Volunteers play an important role in most charities, but without the right practices and policies in place, things can go wrong.
These are some of the questions charities should consider when employing volunteers.
Is there a guide for best practice and legal requirements?
Volunteering England has a ten-step quality standard. It is an independent charity and membership organisation committed to supporting, enabling and celebrating volunteering in all its diversity. The National Council for Voluntary Organisations, which represents 16,000 voluntary organisations, community groups and social enterprises across England, also publishes useful guidance on its website.
What should a volunteer agreement include?
Some organisations use volunteer agreements to ensure separation from employment contracts. These are helpful to define what you would like a volunteer to do and set boundaries of expectations, but they should avoid any terms implying contractual obligations.
Should charities have a written guide detailing the volunteer’s role?
Managing a volunteer’s enthusiasm and directing their energy in the desired way requires skilful oversight, either by an employee or an experienced volunteer with a demonstrable track record. When recruiting volunteers, it is advisable to set out what the parameters of the role will be.

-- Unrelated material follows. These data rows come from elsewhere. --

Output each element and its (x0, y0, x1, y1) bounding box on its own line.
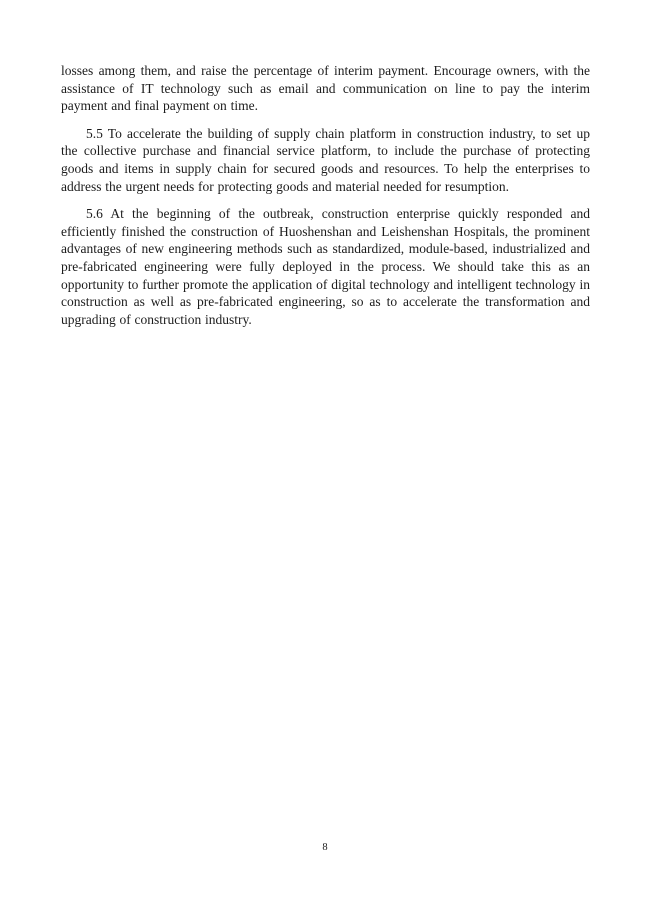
body-paragraph-5-6: 5.6 At the beginning of the outbreak, construction enterprise quickly responded and efficiently finished the construction of Huoshenshan and Leishenshan Hospitals, the prominent advantages of new engineering methods such as standardized, module-based, industrialized and pre-fabricated engineering were fully deployed in the process. We should take this as an opportunity to further promote the application of digital technology and intelligent technology in construction as well as pre-fabricated engineering, so as to accelerate the transformation and upgrading of construction industry. (61, 206, 590, 327)
page-footer (0, 837, 650, 855)
page-number: 8 (322, 842, 328, 853)
document-body (61, 62, 590, 328)
body-paragraph-continuation: losses among them, and raise the percentage of interim payment. Encourage owners, with the assistance of IT technology such as email and communication on line to pay the interim payment and final payment on time. (61, 63, 590, 114)
body-paragraph-5-5: 5.5 To accelerate the building of supply chain platform in construction industry, to set up the collective purchase and financial service platform, to include the purchase of protecting goods and items in supply chain for secured goods and resources. To help the enterprises to address the urgent needs for protecting goods and material needed for resumption. (61, 125, 590, 194)
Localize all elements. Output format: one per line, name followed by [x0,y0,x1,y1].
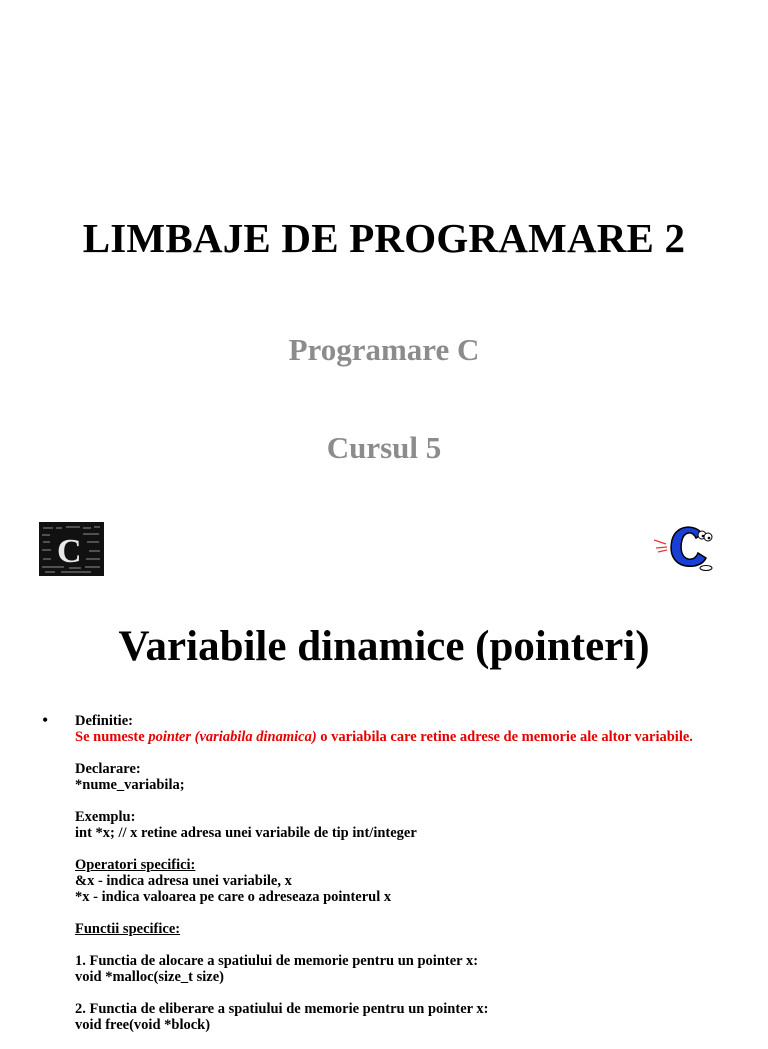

This needs to be recorded in writing, agreed with the volunteer and preferably signed and dated. Having this documented record will help your insurer defend your position should an incident arise where a volunteer is injured and it involved activity outside the agreement.
Do volunteers need to have a DBS check?
In general, providers and managers of regulated health, child and adult social care services have to ensure that all staff (including volunteers) who come into contact with children or vulnerable adults have a satisfactory DBS check. More information on DBS checks can be found on the gov.uk website.
Do charities need to insure volunteers?
Legally speaking, you don’t have to. However, doing so can offer the volunteer the same protection as one of your employees, should a claim be made involving the volunteer, as well as protecting you if the volunteer brings a claim against you. Despite your best efforts to keep the distinction clear between employees and volunteers, there can be situations where the law regards a volunteer as an employee. This can be complicated and lead to disputes with insurers, so it is always best to have volunteers included within the policy definition of employees.
Most liability policies extend to protect employees against claims made against them while working for you (in the same way as you would be if the claim was made against you). Including volunteers within the policy definition of employee ensures that they have the benefit of your policy cover should they have the misfortune of having a claim made against them while volunteering for you. The same applies where you arrange other covers for the protection of your employees, for example, assault or personal accident cover. Including volunteers within the definition ensures that they get the benefit of cover under the policy.
How can charities ensure insurance is ‘fit for purpose’?
Check your policy wording, particularly if you have more than one insurer covering your liabilities and ensure that such covers dovetail together (a specialist charity insurer will usually be able to provide this cover within one comprehensive policy).